Machiavelli viewed ideology as a political tool in the hand of the sovereign or prince, to be used to control or manipulate the masses. The prince should use ideology to bring the people together and define the enemy. Politics is about determining who your enemy is. The more specific the enemy, the less effective your politics. So the enemy should be broad enough to not limit the sovereign’s reach but also still specific enough to fit into the ideology used on the people. This was exemplified in the Soviet Union under Joseph Stalin, the enemy was ever changing, so Stalin was able to use it as a tool to remove any group opposing him. To Machiavelli, ideology is particularly effective because the people are constantly looking for something to believe in. He writes, “he who seeks to be deceived will always find someone who will allow himself to be deceived” (Machiavelli 84). But it is essential that the sovereign does not buy into his own ideology, as an ideology is not there for the ruler but for the masses.

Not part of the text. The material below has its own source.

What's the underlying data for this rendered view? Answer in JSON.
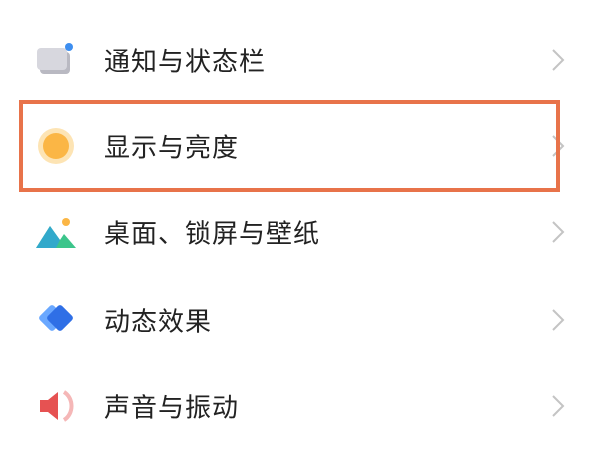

Human nature is a big theme in Machiavelli’s The Prince and he views it in terms of fickleness. He sees people as easily changeable depending on the situation they find themselves in and the sovereign should act in accordance with that or in response to that. He states, “ People are by nature changeable. It is easy to persuade them about some particular matter, but it is hard to hold them to that persuasion. Hence it is necessary to provide that when they no longer believe, they can be forced to believe”. Machiavelli explains that there are a number of traits which are inherent to human nature. People are generally only interested in themselves, although their affection for others can be won and lost. They are content and happy so long they are not victims of something terrible. They may be trusted in times of prosperity, but they will quickly turn selfish, deceitful, and profit-driven in times of adversity. People admire good qualities like honor, generosity, and courage in others, but most of them do not have or exhibit these virtues themselves. Ambition is commonly found among those who have achieved some kind of power, but most people are satisfied with the status quo and therefore do not yearn for increased or heightened status. People will naturally feel a sense of obligation after they receive a favor or service, and this bond is usually not easily broken. Nevertheless, loyalties are won and lost, and goodwill is never absolute.

​In conclusion, Machiavelli viewed politics as an art vital to the achievement and maintenance of power or “princedom”. He believed the sovereign should use the different tools of illusion, manipulation, persuasion, intimidation and deception to maintain his position as sovereign and to keep the state united and powerful.